Preferir chegar no ponto de encontro por meios próprios é uma boa estratégia para manter o local onde mora em segredo. Outra indicação também é desconfiar de comportamentos, ou impor limites em caso de toques indesejados no corpo.
“Se, em algum momento, se sentir desconfortável, encerre o encontro e se afaste com segurança. Se houver risco iminente, ligue imediatamente para o 190. A Polícia Militar do Ceará (PMCE) vai atender prontamente”, orienta a subcomandante do Comando de Prevenção e Apoio às Comunidades (Copac/PMCE), a major Nara Ribeiro.
VIOLÊNCIA
Conforme o órgão, muito dos casos, tanto de primeiro encontro, como já em uma relação, podem evoluir em violência, em especial direcionado para mulheres. Para a policial, em caso de algum comportamento violento, o correto é não confrontar o agressor e, de forma segura, procurar ajuda. “[…] Busque um cômodo seguro e, se possível, feche-se em um cômodo com tranca, ou saia do local. Tenha consigo documentos pessoais e o celular e guarde provas (mensagens, áudios e fotos de lesões) para futuras providências legais”, recomenda a policial militar do Copac.
A ligação será atendida prontamente por um dos operadores da Controladoria Integrada de Operações de Segurança (Ciops) da SSPDS.
“É necessário informar o endereço com a maior precisão possível, nome da rua, número e ponto de referência, para que a viatura policial chegue o mais rápido possível no local exato”, informa o coordenador da Ciops, coronel Aristóteles Coelho.
Ao chegar no local da ocorrência, a viatura PMCE socorrerá, imediatamente, a vítima e realizará diligências visando identificar e capturar o agressor. É bom ressaltar que ambas partes sempre serão conduzidas separadamente até a Delegacia de Defesa da Mulher (DDM), ou delegacia municipal mais próxima. “O Copac tem contato direto com a DDM e o trabalho é feito em parceria. Um fortalece o trabalho do outro”, garante a subcomandante do Copac.
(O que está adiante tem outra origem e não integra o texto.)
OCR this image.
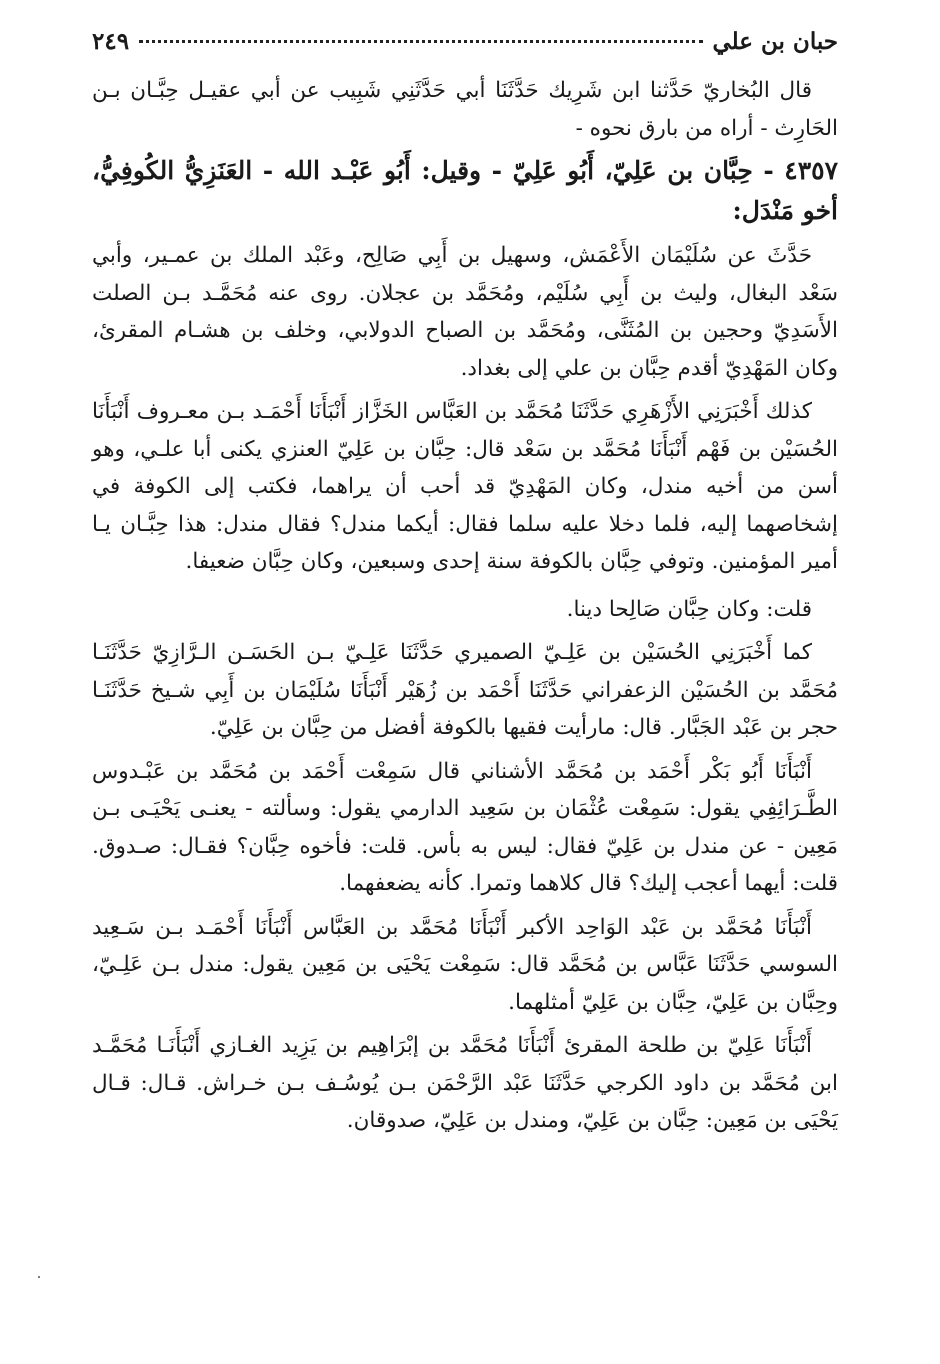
حبان بن علي
٢٤٩

قال البُخاريّ حَدَّثنا ابن شَرِيك حَدَّثَنَا أبي حَدَّثَنِي شَبِيب عن أبي عقيـل حِبَّـان بـن الحَارِث - أراه من بارق نحوه -

٤٣٥٧ - حِبَّان بن عَلِيّ، أَبُو عَلِيّ - وقيل: أَبُو عَبْـد الله - العَنَزِيُّ الكُوفِيُّ، أخو مَنْدَل:

حَدَّثَ عن سُلَيْمَان الأَعْمَش، وسهيل بن أَبِي صَالِح، وعَبْد الملك بن عمـير، وأبي سَعْد البغال، وليث بن أَبِي سُلَيْم، ومُحَمَّد بن عجلان. روى عنه مُحَمَّـد بـن الصلت الأَسَدِيّ وحجين بن المُثَنَّى، ومُحَمَّد بن الصباح الدولابي، وخلف بن هشـام المقرئ، وكان المَهْدِيّ أقدم حِبَّان بن علي إلى بغداد.

كذلك أَخْبَرَنِي الأَزْهَرِي حَدَّثَنَا مُحَمَّد بن العَبَّاس الخَزَّاز أَنْبَأَنَا أَحْمَـد بـن معـروف أَنْبَأَنَا الحُسَيْن بن فَهْم أَنْبَأَنَا مُحَمَّد بن سَعْد قال: حِبَّان بن عَلِيّ العنزي يكنى أبا علـي، وهو أسن من أخيه مندل، وكان المَهْدِيّ قد أحب أن يراهما، فكتب إلى الكوفة في إشخاصهما إليه، فلما دخلا عليه سلما فقال: أيكما مندل؟ فقال مندل: هذا حِبَّـان يـا أمير المؤمنين. وتوفي حِبَّان بالكوفة سنة إحدى وسبعين، وكان حِبَّان ضعيفا.

قلت: وكان حِبَّان صَالِحا دينا.

كما أَخْبَرَنِي الحُسَيْن بن عَلِـيّ الصميري حَدَّثَنَا عَلِـيّ بـن الحَسَـن الـرَّازِيّ حَدَّثَنَـا مُحَمَّد بن الحُسَيْن الزعفراني حَدَّثَنَا أَحْمَد بن زُهَيْر أَنْبَأَنَا سُلَيْمَان بن أَبِي شـيخ حَدَّثَنَـا حجر بن عَبْد الجَبَّار. قال: مارأيت فقيها بالكوفة أفضل من حِبَّان بن عَلِيّ.

أَنْبَأَنَا أَبُو بَكْر أَحْمَد بن مُحَمَّد الأشناني قال سَمِعْت أَحْمَد بن مُحَمَّد بن عَبْـدوس الطَّـرَائِفِي يقول: سَمِعْت عُثْمَان بن سَعِيد الدارمي يقول: وسألته - يعنـى يَحْيَـى بـن مَعِين - عن مندل بن عَلِيّ فقال: ليس به بأس. قلت: فأخوه حِبَّان؟ فقـال: صـدوق. قلت: أيهما أعجب إليك؟ قال كلاهما وتمرا. كأنه يضعفهما.

أَنْبَأَنَا مُحَمَّد بن عَبْد الوَاحِد الأكبر أَنْبَأَنَا مُحَمَّد بن العَبَّاس أَنْبَأَنَا أَحْمَـد بـن سَـعِيد السوسي حَدَّثَنَا عَبَّاس بن مُحَمَّد قال: سَمِعْت يَحْيَى بن مَعِين يقول: مندل بـن عَلِـيّ، وحِبَّان بن عَلِيّ، حِبَّان بن عَلِيّ أمثلهما.

أَنْبَأَنَا عَلِيّ بن طلحة المقرئ أَنْبَأَنَا مُحَمَّد بن إبْرَاهِيم بن يَزِيد الغـازي أَنْبَأَنَـا مُحَمَّـد ابن مُحَمَّد بن داود الكرجي حَدَّثَنَا عَبْد الرَّحْمَن بـن يُوسُـف بـن خـراش. قـال: قـال يَحْيَى بن مَعِين: حِبَّان بن عَلِيّ، ومندل بن عَلِيّ، صدوقان.
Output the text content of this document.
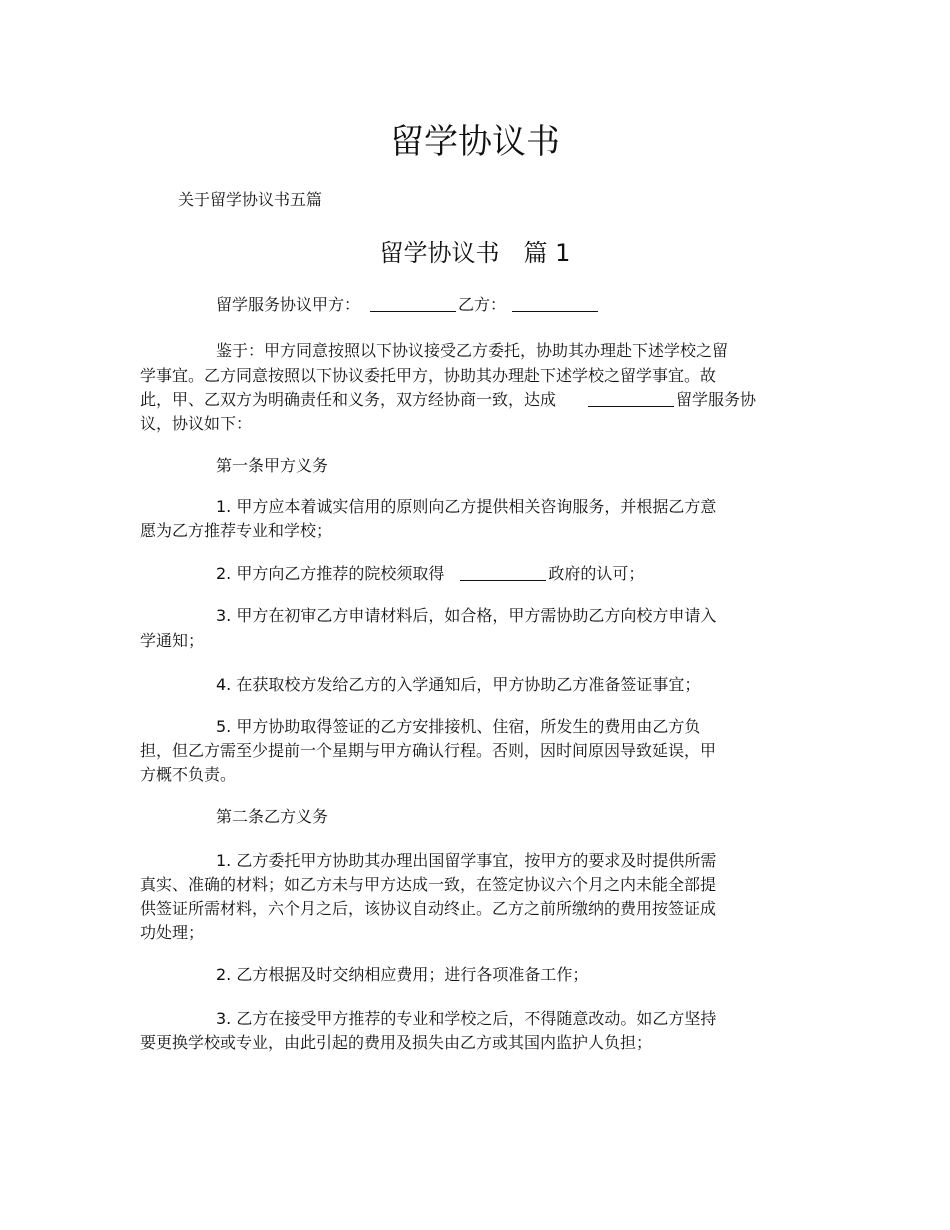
留学协议书
关于留学协议书五篇
留学协议书　篇 1
留学服务协议甲方：	乙方：
鉴于：甲方同意按照以下协议接受乙方委托，协助其办理赴下述学校之留
学事宜。乙方同意按照以下协议委托甲方，协助其办理赴下述学校之留学事宜。故
此，甲、乙双方为明确责任和义务，双方经协商一致，达成	留学服务协
议，协议如下：
第一条甲方义务
1. 甲方应本着诚实信用的原则向乙方提供相关咨询服务，并根据乙方意
愿为乙方推荐专业和学校；
2. 甲方向乙方推荐的院校须取得	政府的认可；
3. 甲方在初审乙方申请材料后，如合格，甲方需协助乙方向校方申请入
学通知；
4. 在获取校方发给乙方的入学通知后，甲方协助乙方准备签证事宜；
5. 甲方协助取得签证的乙方安排接机、住宿，所发生的费用由乙方负
担，但乙方需至少提前一个星期与甲方确认行程。否则，因时间原因导致延误，甲
方概不负责。
第二条乙方义务
1. 乙方委托甲方协助其办理出国留学事宜，按甲方的要求及时提供所需
真实、准确的材料；如乙方未与甲方达成一致，在签定协议六个月之内未能全部提
供签证所需材料，六个月之后，该协议自动终止。乙方之前所缴纳的费用按签证成
功处理；
2. 乙方根据及时交纳相应费用；进行各项准备工作；
3. 乙方在接受甲方推荐的专业和学校之后，不得随意改动。如乙方坚持
要更换学校或专业，由此引起的费用及损失由乙方或其国内监护人负担；
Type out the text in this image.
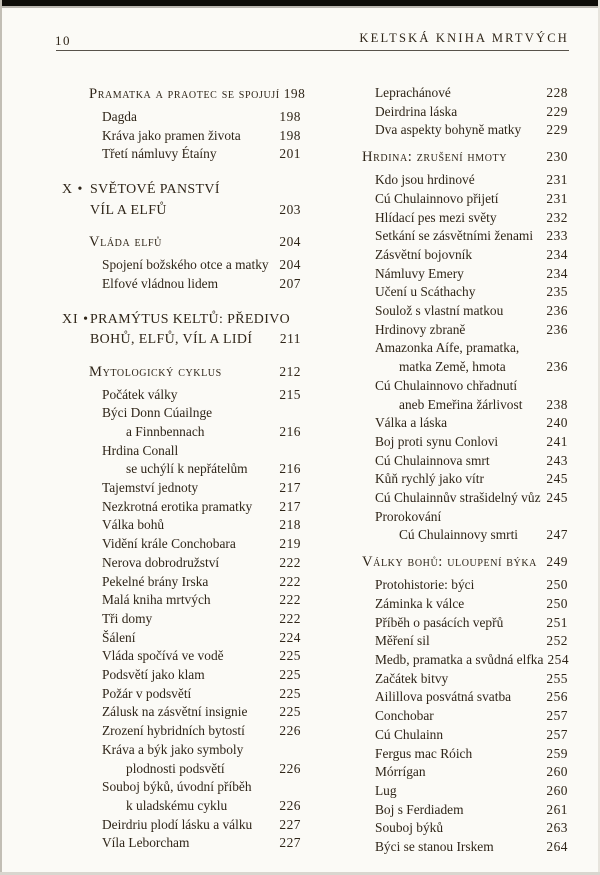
10	KELTSKÁ KNIHA MRTVÝCH
Pramatka a praotec se spojují 198
Dagda	198
Kráva jako pramen života	198
Třetí námluvy Étaíny	201
X • SVĚTOVÉ PANSTVÍ
VÍL A ELFŮ	203
Vláda elfů	204
Spojení božského otce a matky 204
Elfové vládnou lidem	207
XI • PRAMÝTUS KELTŮ: PŘEDIVO
BOHŮ, ELFŮ, VÍL A LIDÍ 211
Mytologický cyklus	212
Počátek války	215
Býci Donn Cúailnge
a Finnbennach	216
Hrdina Conall
se uchýlí k nepřátelům 216
Tajemství jednoty	217
Nezkrotná erotika pramatky 217
Válka bohů	218
Vidění krále Conchobara	219
Nerova dobrodružství	222
Pekelné brány Irska	222
Malá kniha mrtvých	222
Tři domy	222
Šálení	224
Vláda spočívá ve vodě	225
Podsvětí jako klam	225
Požár v podsvětí	225
Zálusk na zásvětní insignie 225
Zrození hybridních bytostí	226
Kráva a býk jako symboly
plodnosti podsvětí	226
Souboj býků, úvodní příběh
k uladskému cyklu	226
Deirdriu plodí lásku a válku 227
Víla Leborcham	227
Leprachánové	228
Deirdrina láska	229
Dva aspekty bohyně matky 229
Hrdina: zrušení hmoty	230
Kdo jsou hrdinové	231
Cú Chulainnovo přijetí	231
Hlídací pes mezi světy	232
Setkání se zásvětními ženami 233
Zásvětní bojovník	234
Námluvy Emery	234
Učení u Scáthachy	235
Soulož s vlastní matkou	236
Hrdinovy zbraně	236
Amazonka Aífe, pramatka,
matka Země, hmota	236
Cú Chulainnovo chřadnutí
aneb Emeřina žárlivost 238
Válka a láska	240
Boj proti synu Conlovi	241
Cú Chulainnova smrt	243
Kůň rychlý jako vítr	245
Cú Chulainnův strašidelný vůz 245
Prorokování
Cú Chulainnovy smrti 247
Války bohů: uloupení býka 249
Protohistorie: býci	250
Záminka k válce	250
Příběh o pasácích vepřů	251
Měření sil	252
Medb, pramatka a svůdná elfka 254
Začátek bitvy	255
Ailillova posvátná svatba	256
Conchobar	257
Cú Chulainn	257
Fergus mac Róich	259
Mórrígan	260
Lug	260
Boj s Ferdiadem	261
Souboj býků	263
Býci se stanou Irskem	264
De acordo com a delegada titular da DDM Fortaleza, Giselle Martins, quando em um relacionamento, demora-se a perceber os comportamentos tóxicos. “Quando a vítima já se sente intimidada em sua integridade moral, psicológica, física, patrimonial e até sexual, é hora de procurar a polícia e registrar um Boletim de Ocorrência”, recomenda.
“No início do relacionamento, esse homem, geralmente, se mostra extremamente atencioso, carinhoso e presente. Muitas vezes, manda muitas mensagens e sempre faz declarações de amor. Essas demonstrações ocorrem de forma muito intensa. Apesar da mulher gostar, esse excesso de presença e atenção pode indicar um desejo de controle disfarçado de afeto”, reitera a titular.
DENÚNCIA
O procedimento é relativamente simples e precisa do comparecimento da vítima a uma das 11 Delegacias de Defesa da Mulher (DDMs) do Ceará, ou da unidade da Polícia Civil do Estado do Ceará (PCCE) mais próxima, caso não haja uma DDM na cidade.
Mesmo nos casos em que não haja violência física é possível fazer uma denúncia. Mesmo em casos onde a mulher dê acesso às senhas das redes sociais, do e-mail e de senhas bancárias ao suspeito e ele se vingue por esses meios, é possível denunciá-lo.
“A vítima pode reunir provas como prints; gravações de áudio ou vídeo, inclusive sem o consentimento; e-mails; testemunhos; atendimentos médicos e psicológicos; laudos e relatos de terceiros”, complementa Giselle Martins.
A partir disso, o procedimento policial é iniciado, se for necessário, é feito o pedido de medida protetiva. O suposto agressor será ouvido, como todo caso de investigação criminal, só depois da vítima. O exame de corpo de delito, as testemunhas e todos os tipos de provas vêm primeiro, até que o suspeito seja chamado a prestar esclarecimentos. O objetivo é alcançar uma verdade baseada em técnicas investigativas e elementos colhidos e tudo será encaminhado para policiais civis “trabalhem” para o envio à Justiça.